I have been having the nerve blocks for a year now. My RSD started with a soft tissue injury in my left calf but I wasn't sent to pain mgt for 7 months, then finally had my first block which is usually a diagnostic tool and it only lasted a few days. Since then i've had them every 8 wks except when the doc thought WC was going to order an IME so he didn't want me to be pain free for the examination which never happened.

So far these work well for me and keep my pain levels down as long as I behave. Which means limited walking. Mine has gone to my right leg an it actually behaves worse than my injured leg/foot. I am able to get out, just not wear shoes and socks. I wear over-sized silky lined or imitation lamb's wool lined slippers. I do have a pair of shoes, 2 sizes bigger than before the accident, that I wear when I care about being put together bit more but don't plant walk much.. I use a wheelchair in stores or the mall, and I recently found a mobility scooter at a fantastic price so I can go on "walks" again with my hubbie.

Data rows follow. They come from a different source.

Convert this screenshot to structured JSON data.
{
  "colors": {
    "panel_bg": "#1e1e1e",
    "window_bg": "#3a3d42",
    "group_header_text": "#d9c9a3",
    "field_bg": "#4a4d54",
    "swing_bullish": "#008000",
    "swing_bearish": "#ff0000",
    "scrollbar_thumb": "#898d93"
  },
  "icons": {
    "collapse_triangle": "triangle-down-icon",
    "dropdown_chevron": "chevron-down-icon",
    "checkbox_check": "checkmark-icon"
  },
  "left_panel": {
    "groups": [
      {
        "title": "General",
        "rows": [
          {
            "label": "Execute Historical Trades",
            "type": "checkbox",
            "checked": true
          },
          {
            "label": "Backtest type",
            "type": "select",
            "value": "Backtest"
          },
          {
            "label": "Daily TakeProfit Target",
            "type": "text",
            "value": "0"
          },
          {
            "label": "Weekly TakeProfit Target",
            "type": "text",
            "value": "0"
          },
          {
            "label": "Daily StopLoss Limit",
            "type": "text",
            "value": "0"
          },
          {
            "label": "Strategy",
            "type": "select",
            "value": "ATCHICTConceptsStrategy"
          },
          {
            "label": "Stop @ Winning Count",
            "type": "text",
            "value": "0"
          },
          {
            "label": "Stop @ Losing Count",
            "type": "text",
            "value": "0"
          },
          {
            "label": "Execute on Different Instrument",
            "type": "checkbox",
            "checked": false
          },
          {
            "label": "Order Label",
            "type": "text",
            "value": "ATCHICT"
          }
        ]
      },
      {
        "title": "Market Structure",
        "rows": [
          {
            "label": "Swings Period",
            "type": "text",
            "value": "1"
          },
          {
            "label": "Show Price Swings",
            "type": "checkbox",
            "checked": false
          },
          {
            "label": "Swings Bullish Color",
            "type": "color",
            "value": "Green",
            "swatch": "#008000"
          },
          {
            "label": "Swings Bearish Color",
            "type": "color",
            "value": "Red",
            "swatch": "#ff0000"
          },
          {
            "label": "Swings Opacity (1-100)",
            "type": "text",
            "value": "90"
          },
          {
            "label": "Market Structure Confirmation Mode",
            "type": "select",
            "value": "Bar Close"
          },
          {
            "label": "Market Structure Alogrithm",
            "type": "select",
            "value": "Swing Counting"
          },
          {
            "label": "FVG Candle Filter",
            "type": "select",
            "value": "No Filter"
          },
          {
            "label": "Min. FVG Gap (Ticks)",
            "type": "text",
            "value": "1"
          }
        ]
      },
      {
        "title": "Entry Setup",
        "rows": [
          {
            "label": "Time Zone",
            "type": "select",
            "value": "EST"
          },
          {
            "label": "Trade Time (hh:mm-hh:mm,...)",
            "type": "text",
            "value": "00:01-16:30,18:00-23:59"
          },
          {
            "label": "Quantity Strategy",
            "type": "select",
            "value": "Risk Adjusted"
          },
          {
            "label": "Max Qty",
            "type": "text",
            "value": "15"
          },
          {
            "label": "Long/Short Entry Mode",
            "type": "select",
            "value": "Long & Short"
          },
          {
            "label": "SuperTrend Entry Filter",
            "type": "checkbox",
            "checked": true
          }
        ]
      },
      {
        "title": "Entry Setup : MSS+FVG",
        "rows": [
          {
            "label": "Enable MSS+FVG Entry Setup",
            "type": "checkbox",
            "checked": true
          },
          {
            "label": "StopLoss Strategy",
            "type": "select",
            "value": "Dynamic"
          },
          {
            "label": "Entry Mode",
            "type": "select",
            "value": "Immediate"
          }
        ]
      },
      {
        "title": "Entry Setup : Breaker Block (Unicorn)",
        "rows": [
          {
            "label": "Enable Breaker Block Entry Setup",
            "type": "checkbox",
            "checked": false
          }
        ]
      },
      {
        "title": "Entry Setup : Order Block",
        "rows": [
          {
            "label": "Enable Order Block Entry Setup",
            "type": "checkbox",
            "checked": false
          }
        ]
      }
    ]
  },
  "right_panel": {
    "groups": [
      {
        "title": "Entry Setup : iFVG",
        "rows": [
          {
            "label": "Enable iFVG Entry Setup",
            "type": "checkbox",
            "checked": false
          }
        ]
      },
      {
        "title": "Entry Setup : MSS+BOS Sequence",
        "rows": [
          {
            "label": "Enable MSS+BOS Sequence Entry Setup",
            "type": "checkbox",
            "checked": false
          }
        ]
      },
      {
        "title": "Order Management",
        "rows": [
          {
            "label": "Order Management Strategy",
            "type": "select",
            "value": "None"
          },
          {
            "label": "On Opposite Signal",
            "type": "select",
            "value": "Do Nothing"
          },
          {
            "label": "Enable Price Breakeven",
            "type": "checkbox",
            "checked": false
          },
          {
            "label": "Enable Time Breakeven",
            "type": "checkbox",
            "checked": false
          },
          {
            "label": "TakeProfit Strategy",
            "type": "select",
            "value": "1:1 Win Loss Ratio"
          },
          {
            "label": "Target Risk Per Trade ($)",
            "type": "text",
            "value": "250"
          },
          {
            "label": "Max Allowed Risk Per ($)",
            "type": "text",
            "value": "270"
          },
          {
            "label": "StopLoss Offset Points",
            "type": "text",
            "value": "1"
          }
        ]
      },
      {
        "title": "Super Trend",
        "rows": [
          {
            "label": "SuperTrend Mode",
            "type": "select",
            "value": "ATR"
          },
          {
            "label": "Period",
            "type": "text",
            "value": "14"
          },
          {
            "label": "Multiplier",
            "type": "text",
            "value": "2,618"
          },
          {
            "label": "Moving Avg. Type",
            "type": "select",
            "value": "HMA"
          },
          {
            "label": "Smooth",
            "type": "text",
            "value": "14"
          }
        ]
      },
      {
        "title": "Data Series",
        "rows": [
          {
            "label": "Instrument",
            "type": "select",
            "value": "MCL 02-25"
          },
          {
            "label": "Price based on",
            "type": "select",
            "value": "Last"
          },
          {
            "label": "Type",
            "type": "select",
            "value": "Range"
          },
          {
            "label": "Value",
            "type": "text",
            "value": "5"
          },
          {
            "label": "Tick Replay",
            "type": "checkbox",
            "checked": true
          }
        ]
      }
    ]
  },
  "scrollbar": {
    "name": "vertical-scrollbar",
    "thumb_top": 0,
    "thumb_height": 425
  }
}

I feel safest inside my home, but the injections, some of which I get anaesthesia with, so he can go deeper, I have lower pain and more courage to go out. After 20 some months I am learning to think about something other than my feet. That in itself is a relief. Learning the balance between what I want to do and what it will cost me in painful consequences has been a hard one for me but I'm getting there. Winter is far more restrictive for me because when I put socks sand boots on the pain causes panic attacks which my hubbie doesn't care for.

The injections work better when you are relaxed and have uncluttered your mind and follow Drs afterwards orders.

God bless you and this time of treatment.